I held fast to the wall, for as he spoke these words the table upon which he sat the book began to warp, as if the natural laws of Mundus held no power over it. It shrank and swelled, as if a living beast drawing in ragged breaths, and I held back a cry of shock as a form began to manifest on the surface of the table. As it came to be more perceptible, I saw its shape was not that of man or mer. It was taller than two grown men, and gargantuan, bulbous limbs hung from its sides. Rubbery tentacles protruded from its abdomen, and the thing's face was a mass of feelers, all striving for cognizance of its environment. Of legs, it had none; merely a long mass of flesh meeting the floor.
Dyntr raised his hands to this creature, and he laughed maniacally. The monstrosity leaped from the stone table, and began to shamble its way in my direction. Great pseudopods pushed the thing along, and I heard Dyntr’s voice call out as this utter abomination moved closer to me with every second. “I’m sorry, Eylir, but it needs to be fed. We made a deal, this thing and I. Aldrif’s health would be restored so long as I came to this place and brought it someone for which it could feed upon. Don’t worry, the beggars I brought it before died relatively quickly.”
I now knew that all those nights spent in his study, Dyntr was not merely studying the notes and lessons of a wizard's apprentice. He was searching for passages in blasphemous tomes to conjure creatures like this beast that now stood before me. And I had been lured to this place as easily as a hound to a plate of meat.

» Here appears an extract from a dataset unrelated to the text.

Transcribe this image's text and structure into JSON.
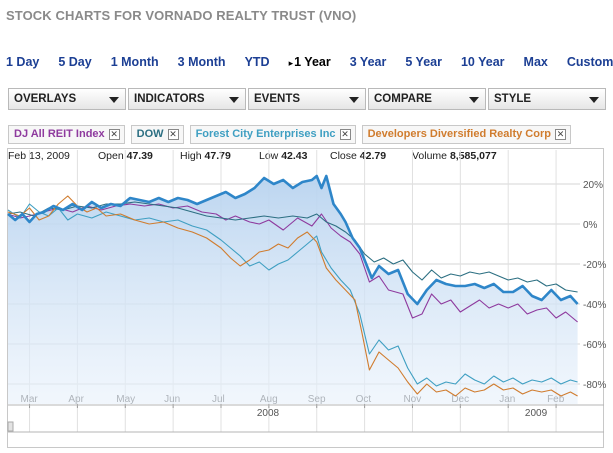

As the creature closed in on me, some primal instinct took hold of me, and I flung myself away from its grasp. Landing near Dyntr, he growled in anger and came running at me, his dagger held high above his head. I held his arm away and spun my back against him, using his inertia to throw him into the beast. I grabbed the book from the table, and turning back to the stairs I saw Dyntr held by the monstrous thing, like a piece of meat tossed around by a child. Dyntr screamed, and the beast tore into him ravenously.

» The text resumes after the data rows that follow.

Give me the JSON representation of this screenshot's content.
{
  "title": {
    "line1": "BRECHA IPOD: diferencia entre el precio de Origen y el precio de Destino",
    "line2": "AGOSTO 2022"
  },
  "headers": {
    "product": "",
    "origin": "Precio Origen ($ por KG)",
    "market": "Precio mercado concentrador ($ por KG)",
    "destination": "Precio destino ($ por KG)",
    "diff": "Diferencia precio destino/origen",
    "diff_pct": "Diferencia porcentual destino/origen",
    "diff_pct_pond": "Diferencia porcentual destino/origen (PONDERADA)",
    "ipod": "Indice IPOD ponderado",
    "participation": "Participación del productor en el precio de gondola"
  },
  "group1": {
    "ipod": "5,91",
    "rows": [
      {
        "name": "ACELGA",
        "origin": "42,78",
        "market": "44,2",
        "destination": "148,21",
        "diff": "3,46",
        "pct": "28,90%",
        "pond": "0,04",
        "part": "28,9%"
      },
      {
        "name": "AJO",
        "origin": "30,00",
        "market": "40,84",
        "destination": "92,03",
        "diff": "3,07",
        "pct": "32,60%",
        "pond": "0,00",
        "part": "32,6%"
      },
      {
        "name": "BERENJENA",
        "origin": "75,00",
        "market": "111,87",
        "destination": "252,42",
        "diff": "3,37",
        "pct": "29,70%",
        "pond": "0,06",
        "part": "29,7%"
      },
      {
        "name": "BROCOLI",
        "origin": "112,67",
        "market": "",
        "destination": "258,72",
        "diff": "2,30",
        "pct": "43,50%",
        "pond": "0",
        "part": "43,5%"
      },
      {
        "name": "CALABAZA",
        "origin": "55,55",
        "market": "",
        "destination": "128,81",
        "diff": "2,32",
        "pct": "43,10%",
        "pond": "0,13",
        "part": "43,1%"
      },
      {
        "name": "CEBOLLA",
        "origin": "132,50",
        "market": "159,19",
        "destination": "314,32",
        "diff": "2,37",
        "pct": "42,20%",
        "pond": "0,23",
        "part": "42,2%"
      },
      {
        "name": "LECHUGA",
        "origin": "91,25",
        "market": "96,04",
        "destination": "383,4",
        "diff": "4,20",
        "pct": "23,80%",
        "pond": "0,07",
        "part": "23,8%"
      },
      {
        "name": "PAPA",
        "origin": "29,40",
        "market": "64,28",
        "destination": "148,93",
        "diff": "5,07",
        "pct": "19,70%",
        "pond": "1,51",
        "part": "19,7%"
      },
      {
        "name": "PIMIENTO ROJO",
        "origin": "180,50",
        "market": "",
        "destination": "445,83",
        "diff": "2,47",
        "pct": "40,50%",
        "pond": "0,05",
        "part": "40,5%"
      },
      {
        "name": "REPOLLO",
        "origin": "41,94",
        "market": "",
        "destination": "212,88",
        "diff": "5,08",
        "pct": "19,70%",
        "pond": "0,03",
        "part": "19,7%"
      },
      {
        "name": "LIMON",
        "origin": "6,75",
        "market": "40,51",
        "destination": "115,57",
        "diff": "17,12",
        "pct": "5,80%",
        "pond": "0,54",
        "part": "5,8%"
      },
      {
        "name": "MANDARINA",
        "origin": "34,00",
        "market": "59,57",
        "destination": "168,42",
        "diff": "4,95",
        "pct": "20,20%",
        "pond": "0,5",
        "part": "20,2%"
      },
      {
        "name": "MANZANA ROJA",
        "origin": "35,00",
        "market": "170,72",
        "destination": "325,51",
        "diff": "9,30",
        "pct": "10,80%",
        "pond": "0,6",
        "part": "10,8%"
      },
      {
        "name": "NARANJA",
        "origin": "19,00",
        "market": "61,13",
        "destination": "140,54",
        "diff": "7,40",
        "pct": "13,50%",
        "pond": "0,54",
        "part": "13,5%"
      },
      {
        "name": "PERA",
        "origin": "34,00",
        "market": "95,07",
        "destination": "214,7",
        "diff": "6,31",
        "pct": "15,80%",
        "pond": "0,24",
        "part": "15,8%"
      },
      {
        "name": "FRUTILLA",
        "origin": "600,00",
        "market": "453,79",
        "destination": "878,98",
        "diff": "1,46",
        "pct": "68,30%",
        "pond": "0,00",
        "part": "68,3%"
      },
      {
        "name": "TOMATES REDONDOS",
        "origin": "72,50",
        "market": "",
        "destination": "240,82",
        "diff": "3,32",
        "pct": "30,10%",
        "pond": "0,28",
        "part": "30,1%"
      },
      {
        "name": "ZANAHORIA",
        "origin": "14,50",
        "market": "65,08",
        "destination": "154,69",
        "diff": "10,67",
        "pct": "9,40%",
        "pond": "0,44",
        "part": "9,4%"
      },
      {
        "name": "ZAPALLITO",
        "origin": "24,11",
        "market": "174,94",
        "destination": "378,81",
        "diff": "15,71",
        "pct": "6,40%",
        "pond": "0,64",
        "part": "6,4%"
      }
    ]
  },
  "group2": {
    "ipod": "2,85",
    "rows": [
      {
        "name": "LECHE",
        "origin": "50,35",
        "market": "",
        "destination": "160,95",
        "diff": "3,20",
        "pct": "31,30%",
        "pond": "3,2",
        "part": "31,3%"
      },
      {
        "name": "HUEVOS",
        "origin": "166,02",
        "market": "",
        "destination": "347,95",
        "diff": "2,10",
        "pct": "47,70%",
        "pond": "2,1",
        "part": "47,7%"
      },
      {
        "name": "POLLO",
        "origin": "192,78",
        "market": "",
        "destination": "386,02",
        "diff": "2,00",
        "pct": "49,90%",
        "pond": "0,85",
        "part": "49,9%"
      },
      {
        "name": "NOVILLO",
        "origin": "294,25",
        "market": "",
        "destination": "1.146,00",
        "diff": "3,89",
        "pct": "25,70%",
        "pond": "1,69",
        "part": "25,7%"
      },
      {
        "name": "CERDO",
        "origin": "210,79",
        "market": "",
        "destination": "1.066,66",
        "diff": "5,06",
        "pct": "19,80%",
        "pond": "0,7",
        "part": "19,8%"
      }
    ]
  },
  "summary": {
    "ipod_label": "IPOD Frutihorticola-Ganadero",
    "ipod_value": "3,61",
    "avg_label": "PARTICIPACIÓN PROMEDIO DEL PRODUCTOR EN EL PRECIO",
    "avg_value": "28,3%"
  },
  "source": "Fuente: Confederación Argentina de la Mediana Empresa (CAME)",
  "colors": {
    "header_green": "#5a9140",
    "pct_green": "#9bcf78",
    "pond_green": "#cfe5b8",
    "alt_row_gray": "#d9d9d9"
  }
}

Horrified, I turned away from the sight, and desperately scrambled up those interminable stone steps, through the dark passage that held the decadent statue, and back up those spiraling stairs that led through the door to nowhere and back to the world above. I raced frantically up the stairs to Aldrif’s room, and when I entered the room, I collapsed into a heap on the floor. Where Aldrif once slept, a gaunt, pale woman with sparse red hair lay staring into nothingness.